Growli

Cold hardiness & minimum temperature

Is Zantedeschia 'Flame' (Zantedeschia 'Flame')cold hardy? Hardiness zone & min temp

Also called Flame calla lily, red-orange calla.

More about zantedeschia 'flame'

About Zantedeschia 'Flame'

Zantedeschia 'Flame' · also called Flame calla lily, red-orange calla · flowering

Zantedeschia 'Flame' is a compact hybrid calla lily whose spathes open golden yellow and mature to fiery orange-red, above white-speckled green leaves. A tender tuberous perennial, it needs warmth, bright light and fertile, moist, well-drained soil. Lift the rhizome before frost in cold regions. Excellent in pots and summer bedding at around 35-45 cm.

Cold limit: USDA 8-10 (lift and store below zone 8) · RHS H3 (15-24°C)

Watch for — Rhizome rot: Cold, soggy soil and overwatering rot the tuber. Plant in free-draining mix, water moderately, and store dormant rhizomes dry and frost-free.

What zantedeschia 'flame''s hardiness rating actually means

Zantedeschia 'Flame' is half-hardy (RHS H3). It survives a mild winter outdoors in a sheltered spot, but a hard frost kills it — so in colder zones it is lifted, potted, or grown as a tender plant. Its RHS rating of H3 means: Half-hardy — comes through mild UK winters outside but is killed by a hard freeze. On the US scale that maps to USDA 8-10 (lift and store below zone 8) — the zones where it can be left outdoors year-round.

New to these scales? The USDA hardiness zone map explained covers how the zone numbers work, and you can find your own zone with the zone finder.

Minimum temperature — and what happens below it

Minimum survivable temperature is roughly about −5 to 1 °C — a light, short frost only. Zantedeschia 'Flame' shrugs off cold nights but a real, sustained freeze will kill it.

Concretely, for zantedeschia 'flame' as it gets too cold:

Can zantedeschia 'flame' go outside or overwinter — and where?

Work back from your local frost dates with the frost-date calculator: the last spring frost and first autumn frost are what really decide when zantedeschia 'flame' can be outside. US growers can check USDA zones; UK growers should use the RHS hardiness ratings, which match the H3 figure above.

Frost protection for borderline zantedeschia 'flame'

Zantedeschia 'Flame' is right on a hardiness edge in many gardens, so if you are pushing it, these measures buy it the margin it needs:

Zantedeschia 'Flame' hardiness — frequently asked questions

Is zantedeschia 'flame' cold hardy?

Zantedeschia 'Flame' is half-hardy (RHS H3). It survives a mild winter outdoors in a sheltered spot, but a hard frost kills it — so in colder zones it is lifted, potted, or grown as a tender plant. Borderline outdoors. In its mild end of USDA 8-10 (lift and store below zone 8) (and sheltered UK gardens) zantedeschia 'flame' can stay out; in colder areas it must be lifted, brought in, or treated as a frost-tender plant.

What is the minimum temperature zantedeschia 'flame' can survive?

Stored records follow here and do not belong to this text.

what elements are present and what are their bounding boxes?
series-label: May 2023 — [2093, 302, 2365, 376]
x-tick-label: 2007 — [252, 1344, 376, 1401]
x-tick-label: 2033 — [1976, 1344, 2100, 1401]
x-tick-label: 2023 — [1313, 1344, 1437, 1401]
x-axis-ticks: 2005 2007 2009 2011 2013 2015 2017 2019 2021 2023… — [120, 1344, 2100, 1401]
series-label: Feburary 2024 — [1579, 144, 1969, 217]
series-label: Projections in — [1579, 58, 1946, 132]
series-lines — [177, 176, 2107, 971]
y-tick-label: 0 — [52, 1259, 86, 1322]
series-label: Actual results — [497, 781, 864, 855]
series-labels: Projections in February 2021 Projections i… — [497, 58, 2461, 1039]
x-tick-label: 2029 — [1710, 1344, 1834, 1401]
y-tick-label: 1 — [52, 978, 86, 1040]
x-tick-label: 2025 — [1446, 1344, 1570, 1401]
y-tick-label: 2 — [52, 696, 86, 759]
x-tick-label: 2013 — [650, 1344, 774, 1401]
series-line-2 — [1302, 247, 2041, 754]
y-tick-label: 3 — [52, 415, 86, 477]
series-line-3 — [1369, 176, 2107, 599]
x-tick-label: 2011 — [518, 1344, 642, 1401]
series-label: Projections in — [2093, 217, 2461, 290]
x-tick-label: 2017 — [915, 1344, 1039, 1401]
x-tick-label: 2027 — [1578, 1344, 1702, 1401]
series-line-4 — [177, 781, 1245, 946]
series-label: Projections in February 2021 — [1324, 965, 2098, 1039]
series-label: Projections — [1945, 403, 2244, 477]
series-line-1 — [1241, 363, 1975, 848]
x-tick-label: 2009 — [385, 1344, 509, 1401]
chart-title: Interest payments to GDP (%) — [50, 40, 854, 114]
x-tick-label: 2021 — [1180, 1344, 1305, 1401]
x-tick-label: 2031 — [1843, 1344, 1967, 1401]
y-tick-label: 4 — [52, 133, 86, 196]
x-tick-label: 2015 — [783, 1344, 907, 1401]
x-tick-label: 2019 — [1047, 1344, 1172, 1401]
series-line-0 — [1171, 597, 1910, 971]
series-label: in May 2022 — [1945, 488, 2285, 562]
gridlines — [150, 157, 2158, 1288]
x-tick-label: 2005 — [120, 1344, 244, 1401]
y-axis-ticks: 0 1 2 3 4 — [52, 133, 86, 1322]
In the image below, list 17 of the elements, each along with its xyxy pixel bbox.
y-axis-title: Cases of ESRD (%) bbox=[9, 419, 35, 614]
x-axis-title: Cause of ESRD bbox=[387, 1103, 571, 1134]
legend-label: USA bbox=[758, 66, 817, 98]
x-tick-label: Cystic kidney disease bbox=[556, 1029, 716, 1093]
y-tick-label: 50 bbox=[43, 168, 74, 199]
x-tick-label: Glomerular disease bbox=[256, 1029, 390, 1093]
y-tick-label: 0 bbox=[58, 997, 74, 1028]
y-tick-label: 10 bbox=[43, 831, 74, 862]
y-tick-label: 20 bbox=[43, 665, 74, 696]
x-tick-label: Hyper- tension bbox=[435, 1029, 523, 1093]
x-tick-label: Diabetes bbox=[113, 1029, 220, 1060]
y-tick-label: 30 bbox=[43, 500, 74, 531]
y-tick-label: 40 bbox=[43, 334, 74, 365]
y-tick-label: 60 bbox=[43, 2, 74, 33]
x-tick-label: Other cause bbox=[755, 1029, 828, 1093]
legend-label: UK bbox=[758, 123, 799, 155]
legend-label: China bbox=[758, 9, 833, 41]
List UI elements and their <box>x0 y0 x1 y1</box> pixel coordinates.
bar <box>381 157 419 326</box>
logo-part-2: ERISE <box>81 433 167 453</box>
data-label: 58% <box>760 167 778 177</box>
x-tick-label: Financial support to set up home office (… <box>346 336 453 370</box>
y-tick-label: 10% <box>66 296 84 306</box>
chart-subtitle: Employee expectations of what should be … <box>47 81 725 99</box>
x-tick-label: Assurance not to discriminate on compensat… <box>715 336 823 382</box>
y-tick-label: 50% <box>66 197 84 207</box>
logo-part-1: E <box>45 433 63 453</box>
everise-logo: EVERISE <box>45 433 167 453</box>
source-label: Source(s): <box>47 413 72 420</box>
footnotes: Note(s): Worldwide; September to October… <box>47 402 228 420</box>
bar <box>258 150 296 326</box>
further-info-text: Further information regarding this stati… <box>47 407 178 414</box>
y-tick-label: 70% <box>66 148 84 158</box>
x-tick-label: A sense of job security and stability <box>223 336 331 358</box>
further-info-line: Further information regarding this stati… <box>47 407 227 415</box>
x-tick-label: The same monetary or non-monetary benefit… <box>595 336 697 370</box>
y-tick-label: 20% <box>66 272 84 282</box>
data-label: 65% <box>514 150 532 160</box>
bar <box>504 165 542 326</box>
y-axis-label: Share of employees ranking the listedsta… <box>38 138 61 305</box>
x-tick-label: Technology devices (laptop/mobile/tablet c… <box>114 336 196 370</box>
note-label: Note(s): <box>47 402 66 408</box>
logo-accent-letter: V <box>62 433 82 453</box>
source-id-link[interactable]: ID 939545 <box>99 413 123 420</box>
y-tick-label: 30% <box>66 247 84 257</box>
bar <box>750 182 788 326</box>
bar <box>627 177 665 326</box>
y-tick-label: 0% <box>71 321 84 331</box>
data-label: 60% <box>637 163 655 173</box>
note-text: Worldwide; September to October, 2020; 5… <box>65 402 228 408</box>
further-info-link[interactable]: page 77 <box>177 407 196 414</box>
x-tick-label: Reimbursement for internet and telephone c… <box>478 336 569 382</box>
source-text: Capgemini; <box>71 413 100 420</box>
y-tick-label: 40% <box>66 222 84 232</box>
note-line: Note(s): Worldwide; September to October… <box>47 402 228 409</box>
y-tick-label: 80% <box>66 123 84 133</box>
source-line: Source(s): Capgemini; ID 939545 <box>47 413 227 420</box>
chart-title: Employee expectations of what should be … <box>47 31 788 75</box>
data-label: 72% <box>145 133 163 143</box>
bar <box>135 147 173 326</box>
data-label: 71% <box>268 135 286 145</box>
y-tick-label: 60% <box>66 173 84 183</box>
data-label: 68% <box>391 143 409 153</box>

Minimum survivable temperature is roughly about −5 to 1 °C — a light, short frost only. Zantedeschia 'Flame' shrugs off cold nights but a real, sustained freeze will kill it.

What hardiness zone is zantedeschia 'flame'?

Zantedeschia 'Flame' is rated USDA 8-10 (lift and store below zone 8) and RHS H3 — Half-hardy — comes through mild UK winters outside but is killed by a hard freeze.

Can zantedeschia 'flame' survive winter outside?

It can live outside year-round only in the mildest, most sheltered part of USDA 8-10 (lift and store below zone 8) or a frost-free UK microclimate. In colder zones, grow it in a pot you can move under cover, or lift its tubers/roots and store them frost-free over winter. A south-facing wall, free-draining soil and a dry winter position can push it a full zone hardier than the books suggest.

How do I protect zantedeschia 'flame' from frost?

Mulch the crown or root zone deeply with bark, straw or leaf-mould before the first hard frost. Move container plants against a warm wall or into an unheated but frost-free porch or greenhouse. Fleece the top growth on the coldest nights, and keep it on the dry side — dry roots survive cold far better than wet ones. Lift dahlia-type tubers or tender crowns after the first light frost blackens the foliage and store them somewhere cool but frost-free.